DIREITO DE GREVE DE EMPREGADOS PÚBLICOS DA ADMINISTRAÇÃO DIRETA E INDIRETA.

RIGHT TO STRIKE FOR PUBLIC EMPLOYEES OF THE DIRECT AND INDIRECT ADMINISTRATION.

REGISTRO DOI: 10.69849/revistaft/pa10202412131603


Maria Clara Cordeiro Escossia1


Resumo

O presente artigo aborda as relações contratuais de trabalho na Administração Pública, em especial busca analisar a possibilidade e os limites do exercício do direito à greve pelos servidores públicos. Diferentemente do direito conferido àqueles que não integram a Administração Direta ou Indireta, é necessário observar regras e limites mais rígidos, a fim de evitar que sejam violados direitos da população em geral. O trabalho traça um pequeno resumo da evolução histórica do direito à greve e, em seguida, analisa as principais correntes doutrinárias sobre o tema. Por fim, se debruça sobre as decisões do Supremo Tribunal Federal e do Superior Tribunal de Justiça, nas quais as Cortes buscaram estabelecer limites e contornos diante da lacuna legislativa.

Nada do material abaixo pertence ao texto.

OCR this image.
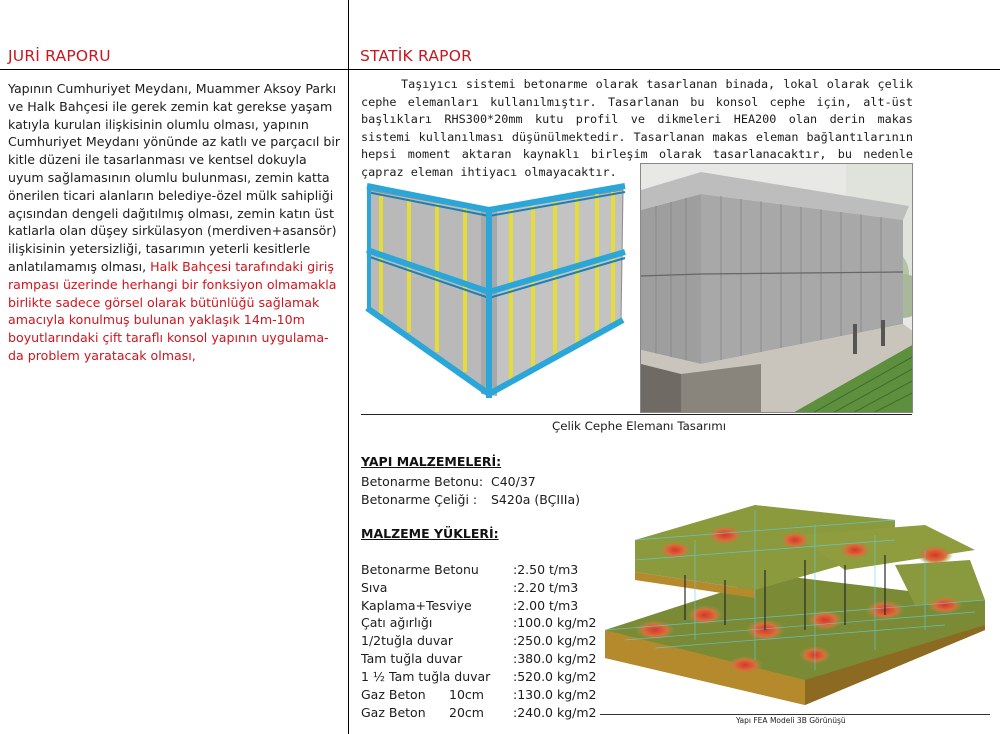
JURİ RAPORU
Yapının Cumhuriyet Meydanı, Muammer Aksoy Parkı ve Halk Bahçesi ile gerek zemin kat gerekse yaşam katıyla kurulan ilişkisinin olumlu olması, yapının Cumhuriyet Meydanı yönünde az katlı ve parçacıl bir kitle düzeni ile tasarlanması ve kentsel dokuyla uyum sağlamasının olumlu bulunması, zemin katta önerilen ticari alanların belediye-özel mülk sahipliği açısından dengeli dağıtılmış olması, zemin katın üst katlarla olan düşey sirkülasyon (merdiven+asansör) ilişkisinin yetersizliği, tasarımın yeterli kesitlerle anlatılamamış olması, Halk Bahçesi tarafındaki giriş rampası üzerinde herhangi bir fonksiyon olmamakla birlikte sadece görsel olarak bütünlüğü sağlamak amacıyla konulmuş bulunan yaklaşık 14m-10m boyutlarındaki çift taraflı konsol yapının uygulama-da problem yaratacak olması,
STATİK RAPOR
Taşıyıcı sistemi betonarme olarak tasarlanan binada, lokal olarak çelik cephe elemanları kullanılmıştır. Tasarlanan bu konsol cephe için, alt-üst başlıkları RHS300*20mm kutu profil ve dikmeleri HEA200 olan derin makas sistemi kullanılması düşünülmektedir. Tasarlanan makas eleman bağlantılarının hepsi moment aktaran kaynaklı birleşim olarak tasarlanacaktır, bu nedenle çapraz eleman ihtiyacı olmayacaktır.
Çelik Cephe Elemanı Tasarımı
YAPI MALZEMELERİ:
Betonarme Betonu: C40/37
Betonarme Çeliği : S420a (BÇIIIa)
MALZEME YÜKLERİ:
Betonarme Betonu	:2.50 t/m3
Sıva	:2.20 t/m3
Kaplama+Tesviye	:2.00 t/m3
Çatı ağırlığı	:100.0 kg/m2
1/2tuğla duvar	:250.0 kg/m2
Tam tuğla duvar	:380.0 kg/m2
1 ½ Tam tuğla duvar :520.0 kg/m2
Gaz Beton 10cm :130.0 kg/m2
Gaz Beton 20cm :240.0 kg/m2
Yapı FEA Modeli 3B Görünüşü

Palavras-chave: Relações de trabalho. Administração Pública. Direito de greve.

1. INTRODUÇÃO

A temática do direito à greve dos servidores públicos é marcada por grandes controvérsias doutrinárias e jurisprudenciais ao longo do tempo. Isso porque, conforme leciona Rafael Oliveira, o exercício desse direito pelos servidores “deve ser exercido dentro de certos limites para não se pode colocar em risco o princípio da continuidade do serviço público” (OLIVEIRA, 2020, p. 1086). O fato de a previsão constitucional de extensão do direito à greve aos servidores públicos ter sido, em um primeiro momento, lida como norma de eficácia limitada e com a mora do Poder Legislativo em editar lei específica regulamentadora sobre o tema deixou um espaço em branco sobre o qual doutrinadores e juristas se debruçaram ao longo dos anos.

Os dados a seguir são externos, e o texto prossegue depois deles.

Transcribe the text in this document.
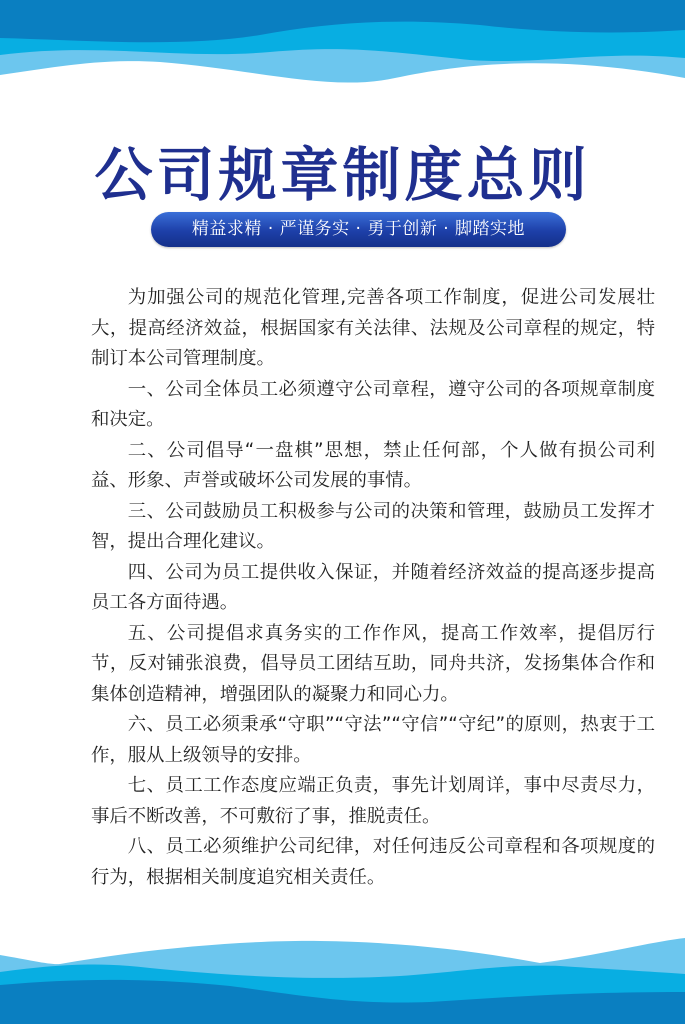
公司规章制度总则
精益求精 · 严谨务实 · 勇于创新 · 脚踏实地

为加强公司的规范化管理,完善各项工作制度，促进公司发展壮大，提高经济效益，根据国家有关法律、法规及公司章程的规定，特制订本公司管理制度。

一、公司全体员工必须遵守公司章程，遵守公司的各项规章制度和决定。

二、公司倡导“一盘棋”思想，禁止任何部，个人做有损公司利益、形象、声誉或破坏公司发展的事情。

三、公司鼓励员工积极参与公司的决策和管理，鼓励员工发挥才智，提出合理化建议。

四、公司为员工提供收入保证，并随着经济效益的提高逐步提高员工各方面待遇。

五、公司提倡求真务实的工作作风，提高工作效率，提倡厉行节，反对铺张浪费，倡导员工团结互助，同舟共济，发扬集体合作和集体创造精神，增强团队的凝聚力和同心力。

六、员工必须秉承“守职”“守法”“守信”“守纪”的原则，热衷于工作，服从上级领导的安排。

七、员工工作态度应端正负责，事先计划周详，事中尽责尽力，事后不断改善，不可敷衍了事，推脱责任。

八、员工必须维护公司纪律，对任何违反公司章程和各项规度的行为，根据相关制度追究相关责任。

Diante da inércia legislativa, os Tribunais foram instados a tentar sanear a questão e conferir contornos a esse direito que não pode ser impossibilitado de ser exercido pelo não cumprimento das obrigações do legislador nacional.

II BREVE PANORAMA HISTÓRICO DO DIREITO À GREVE

• O direito de greve dos servidores públicos foi uma importante inovação assegurada pela Constituição de 1988, pondo fim a discussão acerca da possibilidade de realização de greve no serviço público.

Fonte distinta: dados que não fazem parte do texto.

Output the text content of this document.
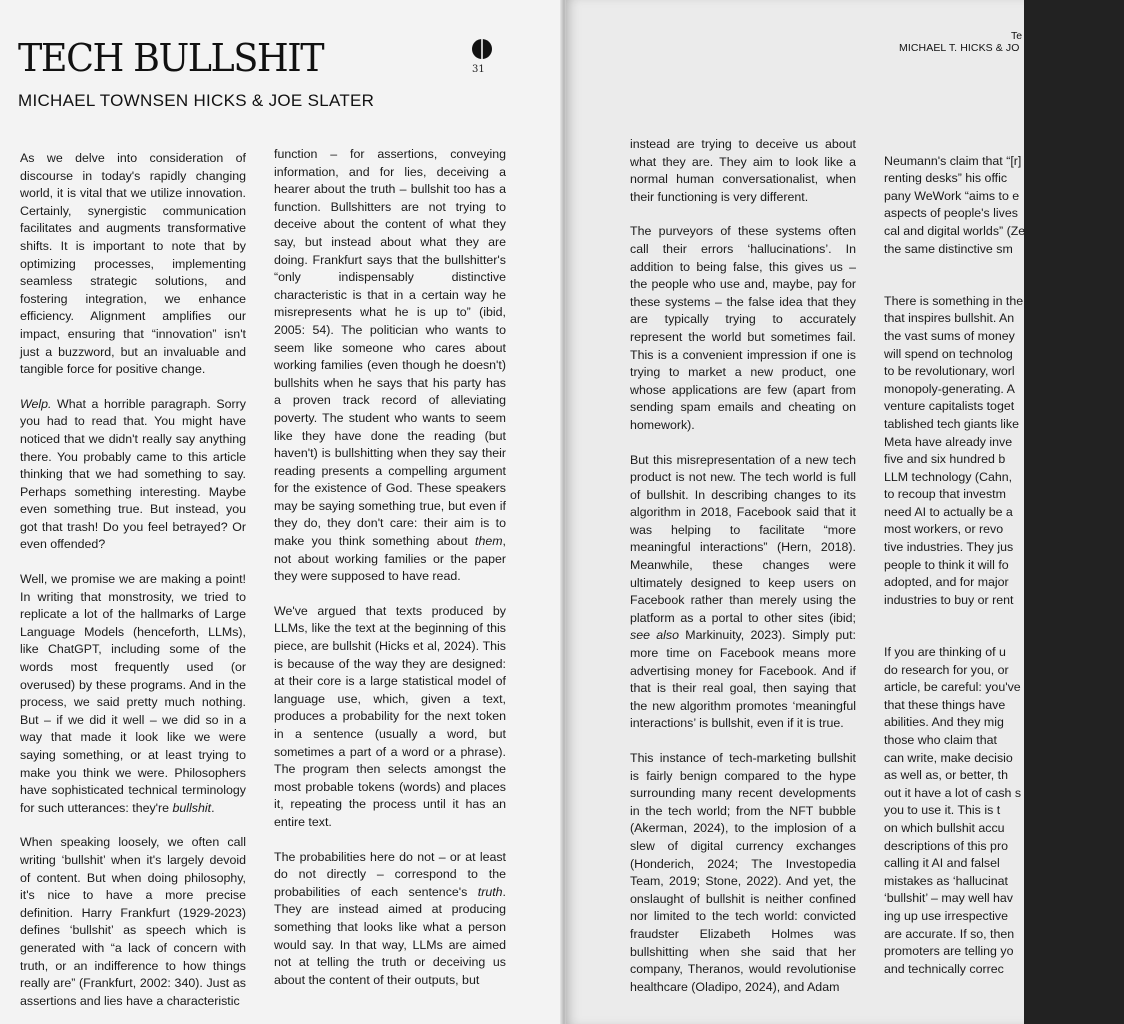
TECH BULLSHIT
MICHAEL TOWNSEN HICKS & JOE SLATER
31

As we delve into consideration of discourse in today's rapidly changing world, it is vital that we utilize innovation. Certainly, synergistic communication facilitates and augments transformative shifts. It is important to note that by optimizing processes, implementing seamless strategic solutions, and fostering integration, we enhance efficiency. Alignment amplifies our impact, ensuring that “innovation” isn't just a buzzword, but an invaluable and tangible force for positive change.

Welp. What a horrible paragraph. Sorry you had to read that. You might have noticed that we didn't really say anything there. You probably came to this article thinking that we had something to say. Perhaps something interesting. Maybe even something true. But instead, you got that trash! Do you feel betrayed? Or even offended?

Well, we promise we are making a point! In writing that monstrosity, we tried to replicate a lot of the hallmarks of Large Language Models (henceforth, LLMs), like ChatGPT, including some of the words most frequently used (or overused) by these programs. And in the process, we said pretty much nothing. But – if we did it well – we did so in a way that made it look like we were saying something, or at least trying to make you think we were. Philosophers have sophisticated technical terminology for such utterances: they're bullshit.

When speaking loosely, we often call writing ‘bullshit’ when it's largely devoid of content. But when doing philosophy, it's nice to have a more precise definition. Harry Frankfurt (1929-2023) defines ‘bullshit’ as speech which is generated with “a lack of concern with truth, or an indifference to how things really are” (Frankfurt, 2002: 340). Just as assertions and lies have a characteristic

function – for assertions, conveying information, and for lies, deceiving a hearer about the truth – bullshit too has a function. Bullshitters are not trying to deceive about the content of what they say, but instead about what they are doing. Frankfurt says that the bullshitter's “only indispensably distinctive characteristic is that in a certain way he misrepresents what he is up to” (ibid, 2005: 54). The politician who wants to seem like someone who cares about working families (even though he doesn't) bullshits when he says that his party has a proven track record of alleviating poverty. The student who wants to seem like they have done the reading (but haven't) is bullshitting when they say their reading presents a compelling argument for the existence of God. These speakers may be saying something true, but even if they do, they don't care: their aim is to make you think something about them, not about working families or the paper they were supposed to have read.

We've argued that texts produced by LLMs, like the text at the beginning of this piece, are bullshit (Hicks et al, 2024). This is because of the way they are designed: at their core is a large statistical model of language use, which, given a text, produces a probability for the next token in a sentence (usually a word, but sometimes a part of a word or a phrase). The program then selects amongst the most probable tokens (words) and places it, repeating the process until it has an entire text.

The probabilities here do not – or at least do not directly – correspond to the probabilities of each sentence's truth. They are instead aimed at producing something that looks like what a person would say. In that way, LLMs are aimed not at telling the truth or deceiving us about the content of their outputs, but

Te
MICHAEL T. HICKS & JO

instead are trying to deceive us about what they are. They aim to look like a normal human conversationalist, when their functioning is very different.

The purveyors of these systems often call their errors ‘hallucinations’. In addition to being false, this gives us – the people who use and, maybe, pay for these systems – the false idea that they are typically trying to accurately represent the world but sometimes fail. This is a convenient impression if one is trying to market a new product, one whose applications are few (apart from sending spam emails and cheating on homework).

But this misrepresentation of a new tech product is not new. The tech world is full of bullshit. In describing changes to its algorithm in 2018, Facebook said that it was helping to facilitate “more meaningful interactions” (Hern, 2018). Meanwhile, these changes were ultimately designed to keep users on Facebook rather than merely using the platform as a portal to other sites (ibid; see also Markinuity, 2023). Simply put: more time on Facebook means more advertising money for Facebook. And if that is their real goal, then saying that the new algorithm promotes ‘meaningful interactions’ is bullshit, even if it is true.

This instance of tech-marketing bullshit is fairly benign compared to the hype surrounding many recent developments in the tech world; from the NFT bubble (Akerman, 2024), to the implosion of a slew of digital currency exchanges (Honderich, 2024; The Investopedia Team, 2019; Stone, 2022). And yet, the onslaught of bullshit is neither confined nor limited to the tech world: convicted fraudster Elizabeth Holmes was bullshitting when she said that her company, Theranos, would revolutionise healthcare (Oladipo, 2024), and Adam

Neumann's claim that “[r]
renting desks” his offic
pany WeWork “aims to e
aspects of people's lives
cal and digital worlds” (Ze
the same distinctive sm

There is something in the
that inspires bullshit. An
the vast sums of money
will spend on technolog
to be revolutionary, worl
monopoly-generating. A
venture capitalists toget
tablished tech giants like
Meta have already inve
five and six hundred b
LLM technology (Cahn,
to recoup that investm
need AI to actually be a
most workers, or revo
tive industries. They jus
people to think it will fo
adopted, and for major
industries to buy or rent

If you are thinking of u
do research for you, or
article, be careful: you've
that these things have
abilities. And they mig
those who claim that
can write, make decisio
as well as, or better, th
out it have a lot of cash s
you to use it. This is t
on which bullshit accu
descriptions of this pro
calling it AI and falsel
mistakes as ‘hallucinat
‘bullshit’ – may well hav
ing up use irrespective
are accurate. If so, then
promoters are telling yo
and technically correc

A ordem constitucional anterior vedava expressamente em seu art. 157, § 7º, a greve de servidores públicos. A Constituição Federal de 1967 assim enunciava: “não será permitida greve nos serviços públicos e atividades essenciais, definidas em lei”.

No entanto, diante do caráter de direito social fundamental expressamente reconhecido pela Constituição de 1988, não havia espaço para impedir o servidor público de valer-se da greve para garantir seus direitos, enquanto direito fundamental instrumental que é.

Assim, o texto constitucional promulgado contemplou todos os trabalhadores com a prerrogativa de exercê-lo, ressalvados os servidores públicos militares. O art. 37, VII, enunciava que o direito de greve dos servidores públicos seria exercido “nos termos e nos limites definidos em lei complementar”.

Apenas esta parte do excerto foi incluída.